序列标注

序列标注（Sequence Labeling）是自然语言处理中的一类重要任务，目标是为输入序列中的每个元素分配一个标签。常见的序列标注任务包括词性标注、命名实体识别、分词等。

什么是序列标注

给定一个输入序列 $x = (x_1, x_2, ..., x_n)$ ，序列标注的目标是找到一个标签序列 $y = (y_1, y_2, ..., y_n)$ ，使得条件概率 $P(y|x)$ 最大。

与普通分类任务不同，序列标注需要考虑标签之间的依赖关系。例如，在命名实体识别中，"B-PER"（人名开始）后面通常不会跟着 "B-ORG"（组织名开始）。

词性标注

词性标注（Part-of-Speech Tagging，POS Tagging）是为每个词标注其语法类别，如名词、动词、形容词等。

使用 NLTK

import nltk
from nltk import pos_tag
from nltk.tokenize import word_tokenize

nltk.download('punkt')
nltk.download('averaged_perceptron_tagger')

text = "The quick brown fox jumps over the lazy dog."

# 分词
tokens = word_tokenize(text)

# 词性标注
tagged = pos_tag(tokens)

for word, tag in tagged:
    print(f"{word:<15} {tag:<5} {nltk.help.upenn_tagset(tag)[:50] if hasattr(nltk.help, 'upenn_tagset') else ''}")

使用 spaCy

import spacy

nlp = spacy.load("en_core_web_sm")

text = "Apple is looking at buying U.K. startup for $1 billion."

doc = nlp(text)

for token in doc:
    print(f"{token.text:<15} {token.pos_:<10} {token.tag_:<5} {spacy.explain(token.tag_)}")

中文词性标注

import jieba.posseg as pseg

text = "我爱自然语言处理"

words = pseg.cut(text)

for word, flag in words:
    print(f"{word:<10} {flag}")

jieba 词性标注标记集：

标记	含义
a	形容词
d	副词
n	名词
v	动词
r	代词
m	数词
p	介词
c	连词

命名实体识别

命名实体识别（Named Entity Recognition，NER）是从文本中识别出具有特定意义的实体，如人名、地名、机构名等。

使用 spaCy

import spacy

nlp = spacy.load("en_core_web_sm")

text = "Apple CEO Tim Cook announced new products in California yesterday."

doc = nlp(text)

for ent in doc.ents:
    print(f"{ent.text:<25} {ent.label_:<10} {spacy.explain(ent.label_)}")

spaCy 支持的实体类型：

标签	含义
PERSON	人名
ORG	组织机构
GPE	地理政治实体（国家、城市）
DATE	日期
MONEY	金额
PRODUCT	产品

使用 Hugging Face

from transformers import pipeline

# 创建 NER 管道
ner = pipeline("ner", aggregation_strategy="simple")

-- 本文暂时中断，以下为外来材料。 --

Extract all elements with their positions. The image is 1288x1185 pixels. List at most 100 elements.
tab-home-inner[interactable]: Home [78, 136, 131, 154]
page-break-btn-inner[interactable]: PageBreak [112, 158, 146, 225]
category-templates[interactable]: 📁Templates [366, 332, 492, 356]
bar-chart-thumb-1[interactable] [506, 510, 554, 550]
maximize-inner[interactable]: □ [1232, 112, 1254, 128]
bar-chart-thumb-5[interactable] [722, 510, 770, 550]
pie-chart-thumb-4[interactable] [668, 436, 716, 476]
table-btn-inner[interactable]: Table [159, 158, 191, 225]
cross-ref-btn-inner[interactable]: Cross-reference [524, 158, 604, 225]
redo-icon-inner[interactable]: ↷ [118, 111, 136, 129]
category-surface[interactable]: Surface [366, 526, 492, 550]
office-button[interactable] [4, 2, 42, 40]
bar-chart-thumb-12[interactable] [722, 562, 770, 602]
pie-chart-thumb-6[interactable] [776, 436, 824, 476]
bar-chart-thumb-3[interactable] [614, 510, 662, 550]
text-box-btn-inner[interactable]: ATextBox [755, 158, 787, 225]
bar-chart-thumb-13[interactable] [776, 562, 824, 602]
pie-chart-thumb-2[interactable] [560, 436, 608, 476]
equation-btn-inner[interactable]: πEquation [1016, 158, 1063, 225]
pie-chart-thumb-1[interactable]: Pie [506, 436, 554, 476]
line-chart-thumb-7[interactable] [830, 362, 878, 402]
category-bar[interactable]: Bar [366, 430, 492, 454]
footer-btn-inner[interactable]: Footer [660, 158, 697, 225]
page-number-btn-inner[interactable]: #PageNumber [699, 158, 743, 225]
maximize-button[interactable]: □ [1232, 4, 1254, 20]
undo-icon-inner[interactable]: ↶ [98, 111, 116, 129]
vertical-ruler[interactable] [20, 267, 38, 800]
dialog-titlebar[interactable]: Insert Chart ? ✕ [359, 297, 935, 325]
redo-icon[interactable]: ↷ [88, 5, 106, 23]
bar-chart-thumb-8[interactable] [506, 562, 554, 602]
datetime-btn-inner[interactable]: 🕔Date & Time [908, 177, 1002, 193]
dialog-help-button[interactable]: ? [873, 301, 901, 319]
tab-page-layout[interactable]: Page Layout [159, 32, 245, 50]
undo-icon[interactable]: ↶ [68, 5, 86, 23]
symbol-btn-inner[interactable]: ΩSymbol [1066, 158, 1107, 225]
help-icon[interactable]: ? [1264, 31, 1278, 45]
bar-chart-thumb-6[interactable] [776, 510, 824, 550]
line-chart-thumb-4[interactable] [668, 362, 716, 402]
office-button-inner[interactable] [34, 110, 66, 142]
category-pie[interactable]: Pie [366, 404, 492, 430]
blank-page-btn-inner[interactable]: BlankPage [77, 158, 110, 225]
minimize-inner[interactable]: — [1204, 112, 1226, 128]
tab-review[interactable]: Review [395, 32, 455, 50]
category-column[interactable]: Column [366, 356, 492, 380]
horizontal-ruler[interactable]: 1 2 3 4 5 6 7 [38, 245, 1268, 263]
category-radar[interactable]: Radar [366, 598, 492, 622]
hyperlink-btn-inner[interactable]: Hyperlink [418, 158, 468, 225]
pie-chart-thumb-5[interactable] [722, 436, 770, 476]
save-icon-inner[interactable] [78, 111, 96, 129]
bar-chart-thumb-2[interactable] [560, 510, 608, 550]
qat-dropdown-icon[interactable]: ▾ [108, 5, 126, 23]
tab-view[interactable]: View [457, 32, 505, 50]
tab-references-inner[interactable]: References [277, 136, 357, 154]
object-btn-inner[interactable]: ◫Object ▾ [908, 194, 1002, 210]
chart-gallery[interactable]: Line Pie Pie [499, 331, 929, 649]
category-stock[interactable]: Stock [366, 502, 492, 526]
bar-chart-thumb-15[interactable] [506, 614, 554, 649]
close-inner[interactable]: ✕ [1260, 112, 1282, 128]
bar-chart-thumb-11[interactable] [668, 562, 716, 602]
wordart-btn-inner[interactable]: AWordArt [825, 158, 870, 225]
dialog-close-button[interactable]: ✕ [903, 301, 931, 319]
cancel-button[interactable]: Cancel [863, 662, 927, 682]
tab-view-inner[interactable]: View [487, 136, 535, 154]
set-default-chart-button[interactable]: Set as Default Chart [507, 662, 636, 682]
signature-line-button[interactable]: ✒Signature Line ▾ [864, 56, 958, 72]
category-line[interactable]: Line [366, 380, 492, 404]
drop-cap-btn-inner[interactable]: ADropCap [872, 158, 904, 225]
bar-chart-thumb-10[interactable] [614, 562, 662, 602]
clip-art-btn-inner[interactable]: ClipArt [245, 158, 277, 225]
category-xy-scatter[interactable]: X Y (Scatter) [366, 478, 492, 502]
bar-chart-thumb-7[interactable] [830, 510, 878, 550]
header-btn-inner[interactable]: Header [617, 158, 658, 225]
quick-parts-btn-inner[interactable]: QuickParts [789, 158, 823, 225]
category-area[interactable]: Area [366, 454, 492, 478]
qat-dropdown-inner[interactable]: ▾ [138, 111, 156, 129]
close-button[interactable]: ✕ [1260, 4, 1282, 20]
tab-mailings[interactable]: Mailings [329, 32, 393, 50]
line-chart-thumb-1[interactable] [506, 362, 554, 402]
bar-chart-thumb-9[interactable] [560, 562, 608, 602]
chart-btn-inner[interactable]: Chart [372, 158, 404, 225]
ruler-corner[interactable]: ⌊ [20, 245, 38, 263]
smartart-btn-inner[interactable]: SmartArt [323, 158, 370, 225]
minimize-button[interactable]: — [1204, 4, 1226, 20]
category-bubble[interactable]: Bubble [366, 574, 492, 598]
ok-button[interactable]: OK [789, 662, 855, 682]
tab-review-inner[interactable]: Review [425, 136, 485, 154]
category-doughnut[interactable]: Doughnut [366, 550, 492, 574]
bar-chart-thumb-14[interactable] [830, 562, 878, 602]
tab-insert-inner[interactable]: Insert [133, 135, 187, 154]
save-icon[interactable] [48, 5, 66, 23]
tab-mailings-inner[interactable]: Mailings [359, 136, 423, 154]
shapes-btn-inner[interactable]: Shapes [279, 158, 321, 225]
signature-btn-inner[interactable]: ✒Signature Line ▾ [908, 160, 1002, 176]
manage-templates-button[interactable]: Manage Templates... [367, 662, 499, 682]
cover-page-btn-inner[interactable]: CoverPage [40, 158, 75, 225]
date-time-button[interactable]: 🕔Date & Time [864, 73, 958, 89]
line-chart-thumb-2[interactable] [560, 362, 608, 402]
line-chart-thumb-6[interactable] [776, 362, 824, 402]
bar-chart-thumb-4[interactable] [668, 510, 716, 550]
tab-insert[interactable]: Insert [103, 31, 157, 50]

text = "Apple CEO Tim Cook announced new products in California."

results = ner(text)

for result in results:
    print(f"实体: {result['word']:<15} 类型: {result['entity_group']:<8} 置信度: {result['score']:.4f}")

中文命名实体识别

from transformers import AutoTokenizer, AutoModelForTokenClassification
from transformers import pipeline

# 使用中文 NER 模型
model_name = "ckiplab/bert-base-chinese-ner"
tokenizer = AutoTokenizer.from_pretrained(model_name)
model = AutoModelForTokenClassification.from_pretrained(model_name)

ner = pipeline("ner", model=model, tokenizer=tokenizer)

text = "张三在北京的清华大学学习"

results = ner(text)

for result in results:
    print(f"实体: {result['word']:<10} 类型: {result['entity']:<10} 位置: {result['start']}-{result['end']}")

序列标注模型

BIO 标注方案

BIO（Beginning-Inside-Outside）是最常用的序列标注方案：

B-X：实体 X 的开始
I-X：实体 X 的内部
O：不属于任何实体

# 示例：命名实体识别的 BIO 标注
sentence = ["张三", "在", "北京", "的", "清华大学", "学习"]
labels = ["B-PER", "O", "B-LOC", "O", "B-ORG", "I-ORG", "O"]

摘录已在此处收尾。